The securities referred to in this announcement have not been and will not be registered under the U.S. Securities Act of 1933, as amended (the "Securities Act"), and accordingly may not be offered or sold in the United States absent registration or an applicable exemption from the registration requirements of the Securities Act and in accordance with applicable U.S. state securities laws. The Company does not intend to register any part of the offering or their securities in the United States or to conduct a public offering of securities in the United States. Any sale in the United States of the securities mentioned in this announcement will be made solely to "qualified institutional buyers" as defined in Rule 144A under the Securities Act.
In any EEA Member State, this communication is only addressed to and is only directed at (i) qualified investors in that Member State within the meaning of the Prospectus Regulation, and (ii) to fewer than 150, natural or legal persons , subject to obtaining the prior consent of the Company for any such offer, i.e., only to investors who can receive the offer without an approved prospectus in such EEA Member State. The expression "Prospectus Regulation" means Regulation 2017/1129 as amended together with any applicable implementing measures in any Member State.

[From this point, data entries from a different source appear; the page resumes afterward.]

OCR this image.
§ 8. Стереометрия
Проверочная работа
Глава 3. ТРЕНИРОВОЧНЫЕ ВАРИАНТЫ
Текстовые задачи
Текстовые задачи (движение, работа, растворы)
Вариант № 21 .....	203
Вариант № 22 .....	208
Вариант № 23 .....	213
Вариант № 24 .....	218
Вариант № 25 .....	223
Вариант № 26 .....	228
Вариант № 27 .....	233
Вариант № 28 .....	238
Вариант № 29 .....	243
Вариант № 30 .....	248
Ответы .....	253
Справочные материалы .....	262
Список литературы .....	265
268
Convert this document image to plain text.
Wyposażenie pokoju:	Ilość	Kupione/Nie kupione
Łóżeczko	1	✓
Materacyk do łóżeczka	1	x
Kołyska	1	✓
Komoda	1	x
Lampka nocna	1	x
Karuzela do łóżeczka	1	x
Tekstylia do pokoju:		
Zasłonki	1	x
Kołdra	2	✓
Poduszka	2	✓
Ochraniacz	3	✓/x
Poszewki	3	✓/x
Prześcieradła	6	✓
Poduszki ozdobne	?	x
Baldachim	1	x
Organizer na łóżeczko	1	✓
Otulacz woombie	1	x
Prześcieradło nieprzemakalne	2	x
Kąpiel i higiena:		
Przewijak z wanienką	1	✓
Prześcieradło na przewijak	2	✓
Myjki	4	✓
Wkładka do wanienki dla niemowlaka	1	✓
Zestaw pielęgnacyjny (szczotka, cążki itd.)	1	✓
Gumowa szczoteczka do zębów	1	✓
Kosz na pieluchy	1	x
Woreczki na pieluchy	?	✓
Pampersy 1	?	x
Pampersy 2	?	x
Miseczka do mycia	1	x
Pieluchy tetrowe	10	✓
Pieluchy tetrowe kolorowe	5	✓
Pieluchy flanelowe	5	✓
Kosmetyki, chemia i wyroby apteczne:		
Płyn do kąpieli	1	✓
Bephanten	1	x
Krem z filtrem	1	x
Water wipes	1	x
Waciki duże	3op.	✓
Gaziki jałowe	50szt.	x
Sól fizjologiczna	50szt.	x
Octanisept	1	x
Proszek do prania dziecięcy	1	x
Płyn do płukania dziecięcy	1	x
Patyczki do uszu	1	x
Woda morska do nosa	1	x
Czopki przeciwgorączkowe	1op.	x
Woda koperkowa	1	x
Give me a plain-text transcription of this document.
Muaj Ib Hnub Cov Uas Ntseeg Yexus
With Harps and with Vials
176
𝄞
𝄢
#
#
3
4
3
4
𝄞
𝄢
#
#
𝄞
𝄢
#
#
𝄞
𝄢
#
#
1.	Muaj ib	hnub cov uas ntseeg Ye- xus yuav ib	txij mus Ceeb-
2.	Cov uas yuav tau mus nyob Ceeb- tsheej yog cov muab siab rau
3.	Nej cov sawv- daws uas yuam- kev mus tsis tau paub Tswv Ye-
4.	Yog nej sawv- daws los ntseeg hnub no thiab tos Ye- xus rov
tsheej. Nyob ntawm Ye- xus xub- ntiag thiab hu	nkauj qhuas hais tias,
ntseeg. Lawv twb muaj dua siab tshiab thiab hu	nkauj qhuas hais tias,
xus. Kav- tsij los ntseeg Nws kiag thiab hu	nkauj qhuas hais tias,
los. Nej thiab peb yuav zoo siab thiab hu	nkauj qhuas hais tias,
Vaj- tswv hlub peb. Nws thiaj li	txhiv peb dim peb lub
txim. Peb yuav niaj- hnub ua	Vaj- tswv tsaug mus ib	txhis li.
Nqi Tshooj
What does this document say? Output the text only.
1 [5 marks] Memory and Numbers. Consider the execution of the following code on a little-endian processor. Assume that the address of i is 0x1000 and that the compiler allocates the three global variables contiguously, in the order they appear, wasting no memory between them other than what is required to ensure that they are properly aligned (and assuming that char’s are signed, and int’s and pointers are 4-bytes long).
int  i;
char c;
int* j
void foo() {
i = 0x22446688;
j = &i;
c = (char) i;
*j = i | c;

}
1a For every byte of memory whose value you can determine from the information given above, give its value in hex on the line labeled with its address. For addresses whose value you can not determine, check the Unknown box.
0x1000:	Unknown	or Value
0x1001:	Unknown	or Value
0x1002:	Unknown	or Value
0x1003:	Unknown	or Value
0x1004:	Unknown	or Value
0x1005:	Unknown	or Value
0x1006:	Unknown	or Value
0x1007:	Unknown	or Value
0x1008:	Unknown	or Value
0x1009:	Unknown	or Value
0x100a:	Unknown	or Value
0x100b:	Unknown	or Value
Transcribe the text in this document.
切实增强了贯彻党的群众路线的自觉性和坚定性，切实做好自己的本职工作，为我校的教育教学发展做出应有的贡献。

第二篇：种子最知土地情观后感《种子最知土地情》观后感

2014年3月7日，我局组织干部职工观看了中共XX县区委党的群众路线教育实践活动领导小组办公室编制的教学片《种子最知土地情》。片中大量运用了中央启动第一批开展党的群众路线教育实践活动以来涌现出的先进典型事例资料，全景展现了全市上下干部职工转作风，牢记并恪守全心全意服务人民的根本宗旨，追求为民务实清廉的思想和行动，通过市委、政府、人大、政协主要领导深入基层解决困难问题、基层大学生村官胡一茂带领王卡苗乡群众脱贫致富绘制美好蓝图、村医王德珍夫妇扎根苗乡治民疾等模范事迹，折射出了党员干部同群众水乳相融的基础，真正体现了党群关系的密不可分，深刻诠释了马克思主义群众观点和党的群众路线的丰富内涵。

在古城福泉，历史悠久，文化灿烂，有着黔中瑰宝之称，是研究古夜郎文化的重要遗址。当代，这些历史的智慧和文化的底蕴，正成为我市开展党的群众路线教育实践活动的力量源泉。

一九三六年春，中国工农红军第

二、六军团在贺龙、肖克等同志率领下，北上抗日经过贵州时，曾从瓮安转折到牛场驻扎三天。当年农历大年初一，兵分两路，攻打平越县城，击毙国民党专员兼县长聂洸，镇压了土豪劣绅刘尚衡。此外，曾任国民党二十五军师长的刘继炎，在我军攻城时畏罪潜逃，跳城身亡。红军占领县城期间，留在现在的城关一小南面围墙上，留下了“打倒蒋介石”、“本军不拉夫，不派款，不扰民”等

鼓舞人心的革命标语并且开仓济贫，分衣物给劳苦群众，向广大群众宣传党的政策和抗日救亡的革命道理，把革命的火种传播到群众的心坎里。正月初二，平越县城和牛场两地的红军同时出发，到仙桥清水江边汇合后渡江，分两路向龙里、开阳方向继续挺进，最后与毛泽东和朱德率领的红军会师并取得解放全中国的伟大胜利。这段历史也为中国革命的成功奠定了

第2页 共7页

This communication is only being distributed to and is only directed at persons in the United Kingdom who are qualified investors within the meaning of Article 2(1)(e) of the Prospectus Regulation, as the term is used in Article 1(4) and (6) of the Prospectus Regulation, that are also (i) investment professionals falling within Article 19(5) of the Financial Services and Markets Act 2000 (Financial Promotion) Order 2005, as amended (the Order) or (ii) high net worth entities, and other persons to whom this announcement may lawfully be communicated, falling within Article 49(2)(a) to (d) of the Order (all such persons together being referred to as Relevant Persons). This communication must not be acted on or relied on by persons who are not relevant persons. Any investment or investment activity to which this communication relates is available only for relevant persons and will be engaged in only with relevant persons.
Persons distributing this communication must satisfy themselves that it is lawful to do so.
The information contained in this announcement speak only as at its date, and are subject to change without notice. The Company does not undertake any obligation to review, update, confirm, or to release publicly any revisions to any of the content of this announcement.
The Company makes no representation as to the accuracy or completeness of this announcement and does not accept any responsibility for the contents of this announcement or any matters referred to herein. This announcement is for information purposes only and is not to be relied upon in substitution for the exercise of independent judgment. It is not intended as investment advice and under no circumstances is it to be used or considered as an offer to sell, or a solicitation of an offer to buy any securities or a recommendation to buy or sell any securities in the Company. The Company accepts no liability arising from the use of this announcement.
About Lytix
Based in Oslo, Norway, Lytix Biopharma is a clinical-stage biotech company with a highly novel technology based on world leading research in host-defense peptide-derived molecules. Lytix Biopharma’s lead product, LTX-315, is a first-in-class oncolytic molecule representing a new principle to boost anti-cancer immunity. Lytix Biopharma has a pipeline of molecules that can work in many different cancer indications and treatment settings, both as mono- and combination therapy.